Variant Identification

Maximizes activity against an on-target partition while minimizing activity against an off-target partition, using sigmoidal cost functions:

t2_cost = c / (1 + a × exp(k × (t2_activity − o)))
t1_cost = c − c / (1 + a × exp(k × (t1_activity − o)))
fitness = −(t2w × t2_cost + t1_cost)

Hyperparameter	Default	Role
c	1.0	Sigmoid amplitude
a	5.897	Sigmoid scale factor
k	−2.858	Sigmoid steepness
o	−2.511	Sigmoid midpoint offset
t2w	1.737	Off-target cost weight

Diversity Filter

After evolution, a greedy Hamming distance filter ensures sequence diversity in the output. Spacers are iterated in descending fitness order; each spacer is kept only if its Hamming distance to all previously kept spacers exceeds the threshold (default: 3).

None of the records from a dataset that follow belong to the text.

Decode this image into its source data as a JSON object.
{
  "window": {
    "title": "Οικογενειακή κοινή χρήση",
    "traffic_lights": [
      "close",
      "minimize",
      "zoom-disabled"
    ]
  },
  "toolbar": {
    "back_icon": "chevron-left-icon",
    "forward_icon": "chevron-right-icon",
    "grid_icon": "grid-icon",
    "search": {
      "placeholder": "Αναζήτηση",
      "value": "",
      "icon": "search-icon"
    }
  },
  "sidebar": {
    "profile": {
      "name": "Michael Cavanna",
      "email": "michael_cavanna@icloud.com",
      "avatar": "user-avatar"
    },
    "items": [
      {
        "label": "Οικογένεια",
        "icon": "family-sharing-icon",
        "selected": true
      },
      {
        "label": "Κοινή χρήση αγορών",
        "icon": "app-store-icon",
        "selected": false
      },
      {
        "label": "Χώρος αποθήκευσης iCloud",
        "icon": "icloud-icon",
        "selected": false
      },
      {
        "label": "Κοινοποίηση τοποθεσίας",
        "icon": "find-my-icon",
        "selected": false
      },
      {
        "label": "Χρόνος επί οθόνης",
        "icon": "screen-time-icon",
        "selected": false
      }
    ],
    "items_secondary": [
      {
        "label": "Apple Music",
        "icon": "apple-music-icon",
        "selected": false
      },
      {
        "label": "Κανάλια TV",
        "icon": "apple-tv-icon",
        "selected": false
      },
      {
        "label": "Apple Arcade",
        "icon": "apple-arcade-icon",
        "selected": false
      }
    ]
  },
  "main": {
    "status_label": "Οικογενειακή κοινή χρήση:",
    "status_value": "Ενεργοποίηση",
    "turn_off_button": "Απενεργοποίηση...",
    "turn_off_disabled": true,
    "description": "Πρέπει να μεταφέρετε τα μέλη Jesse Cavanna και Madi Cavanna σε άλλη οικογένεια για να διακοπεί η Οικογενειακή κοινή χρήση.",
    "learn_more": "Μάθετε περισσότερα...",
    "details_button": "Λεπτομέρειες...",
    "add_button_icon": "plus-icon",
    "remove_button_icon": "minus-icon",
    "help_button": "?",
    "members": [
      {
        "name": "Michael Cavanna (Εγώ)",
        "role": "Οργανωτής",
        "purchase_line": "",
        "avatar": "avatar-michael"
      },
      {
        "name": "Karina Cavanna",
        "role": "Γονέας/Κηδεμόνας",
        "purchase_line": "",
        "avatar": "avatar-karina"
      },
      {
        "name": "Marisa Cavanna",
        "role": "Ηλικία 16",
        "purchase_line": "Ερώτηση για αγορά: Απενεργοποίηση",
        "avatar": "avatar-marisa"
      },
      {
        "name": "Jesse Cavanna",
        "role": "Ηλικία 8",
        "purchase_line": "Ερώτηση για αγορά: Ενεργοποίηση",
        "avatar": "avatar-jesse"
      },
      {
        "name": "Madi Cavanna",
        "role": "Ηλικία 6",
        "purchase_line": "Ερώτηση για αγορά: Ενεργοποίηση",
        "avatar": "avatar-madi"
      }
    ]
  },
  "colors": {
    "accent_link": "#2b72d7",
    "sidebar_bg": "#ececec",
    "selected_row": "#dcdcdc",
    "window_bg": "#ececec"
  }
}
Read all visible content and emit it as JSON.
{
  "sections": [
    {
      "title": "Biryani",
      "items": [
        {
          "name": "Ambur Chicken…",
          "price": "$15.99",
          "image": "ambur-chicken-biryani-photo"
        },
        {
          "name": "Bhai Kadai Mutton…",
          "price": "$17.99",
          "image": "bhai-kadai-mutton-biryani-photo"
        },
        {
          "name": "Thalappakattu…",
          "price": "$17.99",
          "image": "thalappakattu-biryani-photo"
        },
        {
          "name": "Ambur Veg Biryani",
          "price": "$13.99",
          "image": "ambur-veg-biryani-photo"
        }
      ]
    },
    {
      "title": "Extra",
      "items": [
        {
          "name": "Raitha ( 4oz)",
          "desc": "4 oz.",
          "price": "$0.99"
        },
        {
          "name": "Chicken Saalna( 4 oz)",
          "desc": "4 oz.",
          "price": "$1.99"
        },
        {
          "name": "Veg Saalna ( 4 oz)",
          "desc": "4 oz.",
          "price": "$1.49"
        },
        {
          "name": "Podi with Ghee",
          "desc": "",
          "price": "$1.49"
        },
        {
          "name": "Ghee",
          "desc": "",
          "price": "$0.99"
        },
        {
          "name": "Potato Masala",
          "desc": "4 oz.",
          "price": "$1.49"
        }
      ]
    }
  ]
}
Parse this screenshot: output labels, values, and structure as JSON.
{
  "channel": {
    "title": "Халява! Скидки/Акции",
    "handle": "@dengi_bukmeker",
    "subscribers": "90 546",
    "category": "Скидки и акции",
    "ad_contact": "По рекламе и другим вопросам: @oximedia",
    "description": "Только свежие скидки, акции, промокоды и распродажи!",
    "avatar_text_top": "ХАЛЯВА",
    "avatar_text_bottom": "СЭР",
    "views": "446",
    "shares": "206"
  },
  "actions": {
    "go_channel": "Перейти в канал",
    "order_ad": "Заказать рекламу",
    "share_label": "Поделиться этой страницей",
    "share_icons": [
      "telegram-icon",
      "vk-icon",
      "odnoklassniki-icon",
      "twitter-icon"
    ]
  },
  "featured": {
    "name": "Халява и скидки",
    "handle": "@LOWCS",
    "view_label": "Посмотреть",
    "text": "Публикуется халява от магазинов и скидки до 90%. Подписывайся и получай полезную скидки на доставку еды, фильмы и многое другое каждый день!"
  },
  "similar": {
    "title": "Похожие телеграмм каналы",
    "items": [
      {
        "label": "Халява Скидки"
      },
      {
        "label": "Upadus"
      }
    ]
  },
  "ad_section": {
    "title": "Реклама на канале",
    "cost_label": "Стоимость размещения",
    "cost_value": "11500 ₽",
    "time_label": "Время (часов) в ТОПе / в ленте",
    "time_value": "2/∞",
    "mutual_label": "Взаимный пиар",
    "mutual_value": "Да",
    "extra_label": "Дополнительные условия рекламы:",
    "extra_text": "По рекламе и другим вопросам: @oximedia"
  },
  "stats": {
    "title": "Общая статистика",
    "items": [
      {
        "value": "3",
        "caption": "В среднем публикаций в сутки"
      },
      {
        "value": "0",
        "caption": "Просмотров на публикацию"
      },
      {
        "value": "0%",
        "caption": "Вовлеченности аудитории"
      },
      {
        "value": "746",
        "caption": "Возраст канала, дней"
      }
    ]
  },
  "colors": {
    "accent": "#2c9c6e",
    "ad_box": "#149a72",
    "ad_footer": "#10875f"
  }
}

Setting the minimum distance to 0 disables filtering entirely. After filtering, results are truncated to top_k_per_site (default: 5).

Output

The optimizer produces an OptimizerOutput containing per-site results (SiteOptimResult). Each site result includes:

Field	Description
spacers	Optimized spacers as ScoredSpacerCandidates with full quality flags and tier
shannon_entropy	Average Shannon entropy across the spacer region at this site
consensus_fitness	Fitness of the consensus seed spacer (baseline for improvement)
num_targets / num_valid_seqs	Unique targets and total valid sequences at the site
mean_on/off_target_activity	Weighted combined activity against each partition (variant-id only)
site_targets	Per-target sequences with frequencies and partition labels

Cross-site convenience methods include best_spacer(), all_spacers_ranked(), and summary() for aggregated statistics (total spacers, novel count, best fitness, mean improvement over consensus).

Optimizer Weight Preset

Optimized spacers use the for_optimizer() assay score weight preset, which differs from the standard default in two key ways:

Component	Default Weight	Optimizer Weight
ml_activity	0.30	0.35
heuristic_quality	0.10	0.05
ml_activity_range	(0.0, 4.0)	(2.0, 4.0)

The narrower ML activity range of (2.0, 4.0) is used because optimizer fitness values (shifted by +4.0) cluster in that band. The default (0.0, 4.0) range would compress their spread, making it hard to differentiate top candidates. See the Assay Score page for the full weight breakdown.